Pemerintah Indonesia menegaskan alasan penolakan tersebut sebagai bentuk protes terhadap serangan militer Israel ke Gaza. Sikap ini menunjukkan komitmen Indonesia dalam mendukung kemerdekaan Palestina dan menolak normalisasi hubungan dengan Israel.
Reaksi Israel dan Federasi Senam
Keputusan tersebut menyulut kemarahan Federasi Senam Israel (IGF). Mereka menilai kebijakan Indonesia menciptakan preseden berbahaya bagi dunia olahraga. IGF juga menyalahkan Federasi Senam Internasional (FIG) karena tidak segera menindaklanjuti persoalan itu.
Menurut IGF, pemerintah Indonesia sebelumnya menjamin bahwa atlet Israel bisa bertanding. Salah satu yang terdampak ialah Artem Dolgopyat, juara dunia nomor lantai sekaligus peraih emas Olimpiade Tokyo 2020 dan perak Olimpiade Paris 2024.
Upaya Hukum dan Respons IOC
Melansir dari kompas.com, Sebagai bentuk protes, IGF mengajukan permohonan ke Pengadilan Arbitrase Olahraga (CAS) agar Israel tetap bisa tampil atau agar lokasi kejuaraan dipindahkan. Namun, CAS menolak permohonan tersebut.

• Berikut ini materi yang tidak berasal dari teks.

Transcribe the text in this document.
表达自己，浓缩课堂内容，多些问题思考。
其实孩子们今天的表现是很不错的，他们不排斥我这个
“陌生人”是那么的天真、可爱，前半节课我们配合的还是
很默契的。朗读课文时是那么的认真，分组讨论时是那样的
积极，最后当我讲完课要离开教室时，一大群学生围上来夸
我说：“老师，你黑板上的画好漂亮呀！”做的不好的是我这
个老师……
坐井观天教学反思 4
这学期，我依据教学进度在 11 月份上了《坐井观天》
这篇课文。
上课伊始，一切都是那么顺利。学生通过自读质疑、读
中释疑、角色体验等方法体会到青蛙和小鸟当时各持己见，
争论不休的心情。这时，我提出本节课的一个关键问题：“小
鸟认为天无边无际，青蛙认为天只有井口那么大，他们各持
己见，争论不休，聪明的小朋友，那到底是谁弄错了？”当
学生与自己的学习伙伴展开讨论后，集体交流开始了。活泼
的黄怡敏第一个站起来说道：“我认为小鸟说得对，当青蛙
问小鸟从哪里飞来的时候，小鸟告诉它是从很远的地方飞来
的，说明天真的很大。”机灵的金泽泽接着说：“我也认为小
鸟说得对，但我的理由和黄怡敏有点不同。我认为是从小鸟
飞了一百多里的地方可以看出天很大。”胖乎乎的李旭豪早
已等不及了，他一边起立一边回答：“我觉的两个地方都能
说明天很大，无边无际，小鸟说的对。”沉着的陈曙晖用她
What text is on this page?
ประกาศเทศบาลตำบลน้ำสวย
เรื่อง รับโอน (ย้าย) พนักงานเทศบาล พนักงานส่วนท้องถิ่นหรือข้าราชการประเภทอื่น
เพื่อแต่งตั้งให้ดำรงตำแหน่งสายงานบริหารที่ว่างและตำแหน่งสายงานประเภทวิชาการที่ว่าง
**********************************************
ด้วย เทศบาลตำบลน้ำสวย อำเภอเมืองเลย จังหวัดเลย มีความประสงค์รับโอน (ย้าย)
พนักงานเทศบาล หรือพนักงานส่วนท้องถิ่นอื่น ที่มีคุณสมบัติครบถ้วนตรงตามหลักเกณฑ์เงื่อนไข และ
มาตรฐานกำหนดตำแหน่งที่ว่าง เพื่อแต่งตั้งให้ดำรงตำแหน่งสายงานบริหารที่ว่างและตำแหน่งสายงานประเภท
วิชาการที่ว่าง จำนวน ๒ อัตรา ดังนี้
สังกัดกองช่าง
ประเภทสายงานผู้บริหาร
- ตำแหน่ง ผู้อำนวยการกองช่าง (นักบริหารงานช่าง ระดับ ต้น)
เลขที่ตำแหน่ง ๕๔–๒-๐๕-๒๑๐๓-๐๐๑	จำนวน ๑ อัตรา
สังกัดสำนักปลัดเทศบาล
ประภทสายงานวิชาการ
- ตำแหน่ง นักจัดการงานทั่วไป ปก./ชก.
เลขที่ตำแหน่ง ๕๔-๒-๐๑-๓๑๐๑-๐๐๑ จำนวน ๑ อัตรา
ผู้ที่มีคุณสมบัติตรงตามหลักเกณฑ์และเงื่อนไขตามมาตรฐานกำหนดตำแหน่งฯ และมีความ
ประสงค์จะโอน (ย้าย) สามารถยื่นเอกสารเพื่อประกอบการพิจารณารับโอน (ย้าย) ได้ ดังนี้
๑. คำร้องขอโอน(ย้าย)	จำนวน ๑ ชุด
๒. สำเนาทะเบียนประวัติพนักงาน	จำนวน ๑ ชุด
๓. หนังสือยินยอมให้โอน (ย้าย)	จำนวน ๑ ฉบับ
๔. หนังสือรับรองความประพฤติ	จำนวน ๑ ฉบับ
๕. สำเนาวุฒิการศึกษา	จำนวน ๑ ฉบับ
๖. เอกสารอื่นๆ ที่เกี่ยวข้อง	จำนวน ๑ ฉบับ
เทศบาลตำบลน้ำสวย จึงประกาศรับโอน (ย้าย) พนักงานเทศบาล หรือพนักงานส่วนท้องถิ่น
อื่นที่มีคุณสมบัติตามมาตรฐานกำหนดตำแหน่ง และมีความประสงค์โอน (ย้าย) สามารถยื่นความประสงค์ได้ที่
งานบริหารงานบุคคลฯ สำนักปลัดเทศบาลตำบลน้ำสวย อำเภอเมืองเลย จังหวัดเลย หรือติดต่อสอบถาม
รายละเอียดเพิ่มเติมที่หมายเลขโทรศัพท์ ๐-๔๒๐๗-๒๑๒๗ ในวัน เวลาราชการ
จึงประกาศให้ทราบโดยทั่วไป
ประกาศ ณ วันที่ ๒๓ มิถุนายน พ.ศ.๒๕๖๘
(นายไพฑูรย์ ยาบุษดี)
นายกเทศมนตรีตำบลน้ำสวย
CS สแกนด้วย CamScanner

Laporan BBC menyebut, IOC gagal menemukan solusi diplomatik atas kasus ini. Dalam rapat dewan eksekutif, IOC memutus seluruh komunikasi dengan Komite Olimpiade Indonesia (NOC) dan membatalkan rencana penyelenggaraan ajang internasional di Indonesia, termasuk Olimpiade Remaja dan konferensi olahraga lainnya.
Dampak Terhadap Indonesia
Langkah IOC membuat pengajuan Indonesia sebagai calon tuan rumah Olimpiade 2036 ditangguhkan. Menurut Jerusalem Post, IOC akan menunda semua agenda olahraga yang melibatkan Indonesia hingga pemerintah menjamin partisipasi setiap negara tanpa pengecualian.
Meskipun demikian, pemerintah tetap mempertahankan sikap politik luar negeri yang pro terhadap Palestina. IOC menegaskan kembali pentingnya keterbukaan dan kesetaraan akses bagi seluruh atlet sebagai prinsip utama Olimpiade.